And there was something about her that screamed "overachiever".
Meanwhile, here I was, a newly enrolled senior still figuring out the school's layout. Maybe I should strike up a conversation? Ask her for directions, or better yet, the entire rulebook for how not to embarrass oneself in public.
I should seriously get to know her. She seemed like the type who'd be good to have on your side, someone who knows all the unspoken rules of high school. Plus, there's a certain type of safety befriending the small, studious type. Less chance of being outshined.
I mean, who ever choose the plain old class president over the enigmatic, lone-wolf transfer student? Certainly not anyone with a taste for mystery and sarcasm.
But I'd settle for any acknowledgement at this point. I literally feel like a ghost haunting the mezzanine.
Then, as if the universe itself had decided to punctuate my self-pity with a dramatic flourish, a player from the opposing team launched the ball into the air. With a triumphant shout of, "Mirei Minami, this one's for you!" He nailed a three-pointer that swished through the net perfectly.
The scoreboard flashed 56-53, and the crowd erupted in approval. Why does everyone have to be this confidence? It seriously ruins me! And there, beside me, the so-called class president: Mirei Minami went from serene to flustered, faster than a reaction of a buzzling fly in the summer.
Her cheeks flushed a delicate pink, and her eyes widened just enough to confirm my suspicion: there was definitely something going on between her and the player. Is he Rei Nagakawa? I'm going to start growling again if he is.
Great. Just great. It seems that even in this tiny, meticulously organized school, the lonely gods decided to mock my luck by coupling up the most appealing people.
Seriously, it's like a cosmic rule: if you're attractive, you're already someone's "someone". Meanwhile, here I am, having all of this in my little head, struggling to find my place to fit in.
My mind, ever the overachiever, started filling in the gaps like an overzealous editor. Maybe they aren't exactly "taken", but they're definitely on the brink of being taken.
The clock was ticking, and my chance to mingle with the socially desirable was dwindling faster than a half-off sale on the last day of the year.
I sighed inwardly, resigning myself to the fact that if I didn't act quickly, I'd end up as the guy everyone vaguely remembers but no one particularly notices.

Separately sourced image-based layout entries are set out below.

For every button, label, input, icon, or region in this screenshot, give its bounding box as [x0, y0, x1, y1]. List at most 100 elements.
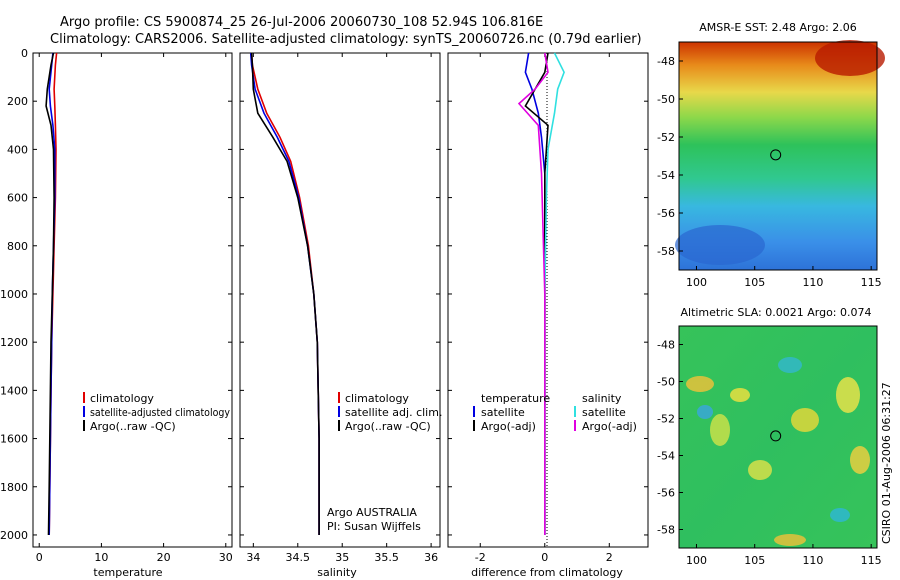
map-y-tick-label: -56: [657, 487, 675, 500]
figure-title-line2: Climatology: CARS2006. Satellite-adjuste…: [50, 32, 642, 47]
legend-label-satellite-adj: satellite adj. clim.: [345, 406, 442, 419]
y-tick-label: 600: [7, 192, 28, 205]
map-x-tick-label: 100: [686, 276, 707, 289]
map-x-tick-label: 110: [802, 276, 823, 289]
difference-legend: temperature satellite Argo(-adj) salinit…: [473, 392, 637, 433]
x-tick-label: 20: [157, 551, 171, 564]
salinity-axes-frame: [239, 52, 441, 548]
legend-heading-salinity: salinity: [582, 392, 622, 405]
y-tick-label: 1400: [0, 384, 28, 397]
y-tick-label: 1800: [0, 481, 28, 494]
y-tick-label: 1200: [0, 336, 28, 349]
sla-patch: [710, 414, 730, 446]
map-y-tick-label: -54: [657, 450, 675, 463]
x-tick-label: 34: [246, 551, 260, 564]
sst-warm-patch: [815, 40, 885, 76]
x-tick-label: 30: [219, 551, 233, 564]
sla-patch: [686, 376, 714, 392]
salinity-ticks: 34 34.5 35 35.5 36: [240, 52, 440, 564]
legend-label-satellite-adjusted: satellite-adjusted climatology: [90, 406, 230, 419]
sla-patch: [730, 388, 750, 402]
x-tick-label: -2: [475, 551, 486, 564]
legend-label-temp-argo: Argo(-adj): [481, 420, 536, 433]
y-tick-label: 1000: [0, 288, 28, 301]
map-x-tick-label: 115: [861, 554, 882, 567]
annotation-pi: PI: Susan Wijffels: [327, 520, 421, 533]
sla-map-title: Altimetric SLA: 0.0021 Argo: 0.074: [680, 306, 871, 319]
map-x-tick-label: 105: [744, 554, 765, 567]
sst-map-panel: AMSR-E SST: 2.48 Argo: 2.06 10: [657, 21, 885, 289]
map-y-tick-label: -48: [657, 339, 675, 352]
legend-label-climatology: climatology: [90, 392, 154, 405]
salinity-series: [249, 52, 320, 535]
temperature-ticks: 0 10 20 30 0 200 400 600 800 1000 1200 1400 1600 1800…: [0, 47, 233, 564]
sla-patch: [791, 408, 819, 432]
figure-title-line1: Argo profile: CS 5900874_25 26-Jul-2006 …: [60, 15, 543, 30]
salinity-legend: climatology satellite adj. clim. Argo(..…: [338, 392, 442, 433]
sla-patch: [778, 357, 802, 373]
sst-cool-patch: [675, 225, 765, 265]
y-tick-label: 0: [21, 47, 28, 60]
temperature-legend: climatology satellite-adjusted climatolo…: [83, 392, 230, 433]
x-tick-label: 0: [541, 551, 548, 564]
map-y-tick-label: -58: [657, 524, 675, 537]
map-y-tick-label: -56: [657, 207, 675, 220]
map-y-tick-label: -50: [657, 376, 675, 389]
x-tick-label: 2: [606, 551, 613, 564]
legend-label-temp-satellite: satellite: [481, 406, 525, 419]
sla-patch: [774, 534, 806, 546]
legend-label-argo: Argo(..raw -QC): [345, 420, 431, 433]
y-tick-label: 200: [7, 95, 28, 108]
temperature-xlabel: temperature: [93, 566, 162, 579]
legend-label-argo: Argo(..raw -QC): [90, 420, 176, 433]
x-tick-label: 10: [94, 551, 108, 564]
map-y-tick-label: -48: [657, 55, 675, 68]
legend-label-climatology: climatology: [345, 392, 409, 405]
x-tick-label: 35: [335, 551, 349, 564]
legend-label-sal-satellite: satellite: [582, 406, 626, 419]
credit-label: CSIRO 01-Aug-2006 06:31:27: [880, 382, 893, 544]
sst-map-ticks: 100 105 110 115 -48 -50 -52 -54 -56 -58: [657, 55, 882, 289]
sst-map-frame: [678, 41, 878, 271]
y-tick-label: 2000: [0, 529, 28, 542]
map-x-tick-label: 110: [802, 554, 823, 567]
salinity-panel: 34 34.5 35 35.5 36 salinity climatology sate…: [239, 52, 442, 579]
salinity-xlabel: salinity: [317, 566, 357, 579]
map-y-tick-label: -52: [657, 413, 675, 426]
map-y-tick-label: -50: [657, 93, 675, 106]
temperature-series: [45, 52, 58, 536]
sst-argo-location-marker: [770, 149, 782, 161]
sst-map-title: AMSR-E SST: 2.48 Argo: 2.06: [699, 21, 857, 34]
y-tick-label: 400: [7, 143, 28, 156]
sla-patch: [850, 446, 870, 474]
annotation-argo-australia: Argo AUSTRALIA: [327, 506, 417, 519]
temperature-panel: 0 10 20 30 0 200 400 600 800 1000 1200 1400 1600 1800…: [0, 47, 233, 579]
legend-label-sal-argo: Argo(-adj): [582, 420, 637, 433]
map-y-tick-label: -54: [657, 169, 675, 182]
sla-patch: [697, 405, 713, 419]
difference-series: [517, 52, 565, 535]
sla-map-patches: [686, 357, 870, 546]
map-y-tick-label: -52: [657, 131, 675, 144]
map-x-tick-label: 115: [861, 276, 882, 289]
series-line-argo-raw-qc-: [250, 52, 320, 535]
map-x-tick-label: 100: [686, 554, 707, 567]
x-tick-label: 35.5: [374, 551, 399, 564]
legend-heading-temperature: temperature: [481, 392, 550, 405]
map-x-tick-label: 105: [744, 276, 765, 289]
sla-patch: [748, 460, 772, 480]
x-tick-label: 0: [36, 551, 43, 564]
temperature-axes-frame: [32, 52, 233, 548]
y-tick-label: 1600: [0, 433, 28, 446]
sla-patch: [836, 377, 860, 413]
y-tick-label: 800: [7, 240, 28, 253]
sla-map-frame: [678, 325, 878, 549]
difference-xlabel: difference from climatology: [471, 566, 623, 579]
series-line-argo-adj-: [517, 52, 549, 535]
x-tick-label: 36: [424, 551, 438, 564]
map-y-tick-label: -58: [657, 245, 675, 258]
sla-patch: [830, 508, 850, 522]
sla-map-ticks: 100 105 110 115 -48 -50 -52 -54 -56 -58: [657, 339, 882, 568]
sla-argo-location-marker: [770, 430, 782, 442]
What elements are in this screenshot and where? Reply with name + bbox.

The decision was clear: if I wanted to make an impression, I needed to step up my game further. Otherwise, I would be left on the sidelines, watching the world of high school drama play out like a poorly scripted soap opera.
But then, it hit me, like a stray basketball to the face. All of this is ultimately pointless. All the social gymnastics, the cliques, the students with their immaculate hair and dazzling smiles. It's like we're all starring in our own private soap opera, except the scripts are written by people who don't know about good dialogue.
Honestly, what does it matter who you surround yourself with? At the end of the day, you're still stuck with yourself. If I were afflicted with some rare disease that required constant human contact to survive, I'd rather just kick the bucket, thank you very much.
The truth is, relationships are overrated. I think I have said this before many times, but they're temporary distractions that inevitably crumbles into dust. Why invest in something that's bound to fall apart? It's like building a sandcastle right before high tide.
As I mulled over these deeply philosophical (or maybe just deeply cynical) thoughts, I found myself staring at the flustered class president again. The poor girl just had been publicly adored by Mr. Basketball Star himself, and she looked like she wanted to sink in the floor.
Good for her, I guess. A celebrity in the making, with her own little entourage of admirers. I'd like to think I was rooting for her, but mostly I was just amused.